Critique : L’Etoile filante

Boris est un barman qui vit dans la clandestinité après son implication dans un attentat. Son passé refait surface quand une victime le retrouve pour se venger. La rencontre avec le dépressif et solitaire Dom, son sosie, est le moyen parfait pour échapper à la vengeance. Mais Boris ignore l’existence de Fiona, détective privée, qui enquête sur la soudaine disparition de son ex-mari Dom.

L’Etoile filante
Belgique, 2023
De Dominique Abel & Fiona Gordon

Durée : 1h38

Sortie : 31/01/2024

Note :

FAISONS LA COURSE SAUGRENUE

Que boit-on au bar nommé L’Étoile filante, dans lequel gravitent tous les personnages du film éponyme ? Une bière bien sûr. C’est la toute première réplique du film, déclamée avec un ton outré qui décontenance d’emblée. Mais une bière servie avec un amateurisme délirant et chaotique par un faux serveur, comme le montre plus tard une autre scène. Et quel cocktail boit-on au comptoir des cinéastes Fiona Gordon et Dominique Abel, qui signent ici leur cinquième long métrage ? On reconnait de nombreux points familiers de leur recette burlesque habituelle, mais l’ivresse procurée n’est pas émoussée pour autant.
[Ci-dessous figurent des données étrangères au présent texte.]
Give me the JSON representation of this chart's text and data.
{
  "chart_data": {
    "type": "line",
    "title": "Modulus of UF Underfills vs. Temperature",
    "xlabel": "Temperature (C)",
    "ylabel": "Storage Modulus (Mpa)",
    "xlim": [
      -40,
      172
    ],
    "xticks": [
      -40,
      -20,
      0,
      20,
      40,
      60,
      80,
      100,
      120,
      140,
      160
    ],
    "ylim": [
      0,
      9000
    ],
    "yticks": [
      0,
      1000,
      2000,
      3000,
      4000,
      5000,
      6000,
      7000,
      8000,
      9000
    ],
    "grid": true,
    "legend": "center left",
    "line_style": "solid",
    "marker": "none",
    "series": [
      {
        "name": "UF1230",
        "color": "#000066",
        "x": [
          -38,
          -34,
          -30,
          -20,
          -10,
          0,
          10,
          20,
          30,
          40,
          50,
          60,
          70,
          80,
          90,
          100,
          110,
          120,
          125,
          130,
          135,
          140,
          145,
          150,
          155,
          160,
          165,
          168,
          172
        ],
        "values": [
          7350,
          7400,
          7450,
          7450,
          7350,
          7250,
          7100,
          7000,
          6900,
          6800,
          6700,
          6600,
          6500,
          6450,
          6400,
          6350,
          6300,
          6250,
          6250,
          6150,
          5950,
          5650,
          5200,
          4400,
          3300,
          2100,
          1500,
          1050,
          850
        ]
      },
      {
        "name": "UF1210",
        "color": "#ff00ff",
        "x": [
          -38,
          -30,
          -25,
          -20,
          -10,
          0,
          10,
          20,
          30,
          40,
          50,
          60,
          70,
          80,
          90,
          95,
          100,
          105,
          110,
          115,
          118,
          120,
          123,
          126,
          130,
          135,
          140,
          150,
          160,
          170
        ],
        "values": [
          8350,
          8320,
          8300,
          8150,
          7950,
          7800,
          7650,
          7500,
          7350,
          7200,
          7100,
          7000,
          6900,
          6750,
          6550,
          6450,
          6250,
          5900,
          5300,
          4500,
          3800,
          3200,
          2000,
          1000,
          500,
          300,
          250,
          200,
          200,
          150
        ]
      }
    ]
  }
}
Si les personnages des films précédent d’Abel et Gordon possédaient souvent une forme d’innocence un peu béate, les sombres protagonistes de L’Étoile filante semblent cette fois sortir d’un catalogue d’archétypes de films noirs : une femme fatale manipulatrice, un malabar taiseux et menaçant, une détective privée alcoolique et même un ex-terroriste en cavale, tous guidés par de sombres motivations. Les personnages ont beau être peu nombreux et bien identifiés, ce récit farfelu d’enlèvement et de réglement de compte donne régulièrement l’impression entêtante de trop s’alambiquer. C’est sans doute que, comme souvent chez le duo de cinéastes, la magie n’opère jamais aussi bien que lorsque le film abandonne joyeusement sa trame narrative.

C’est en effet quand le film déraille, aux sens propres et figurés, qu’il brille le plus. A de nombreuses reprises s’opère la même formule charmante : quand une scène fait soudain fi de vouloir raconter quelque chose, que les personnages se taisent et se mettent à laisser parler leurs corps, donnant lieu à des chorégraphies lunaires et un humour physique qui fait mouche. L’Étoile filante est riche en trouvailles visuelles, avec son sens du détail absurde et son univers doux-amer de film noir coloré et aviné évoquant Aki Kaurismäki, mais c’est dans ces éclats suspendus (une course poursuite qui se transforme en danse collective, un alcool si fort qu’il fait tomber du tabouret, un costume impossible à enfiler rapidement…) que le film dévoile le mieux sa folie douce et sa poésie.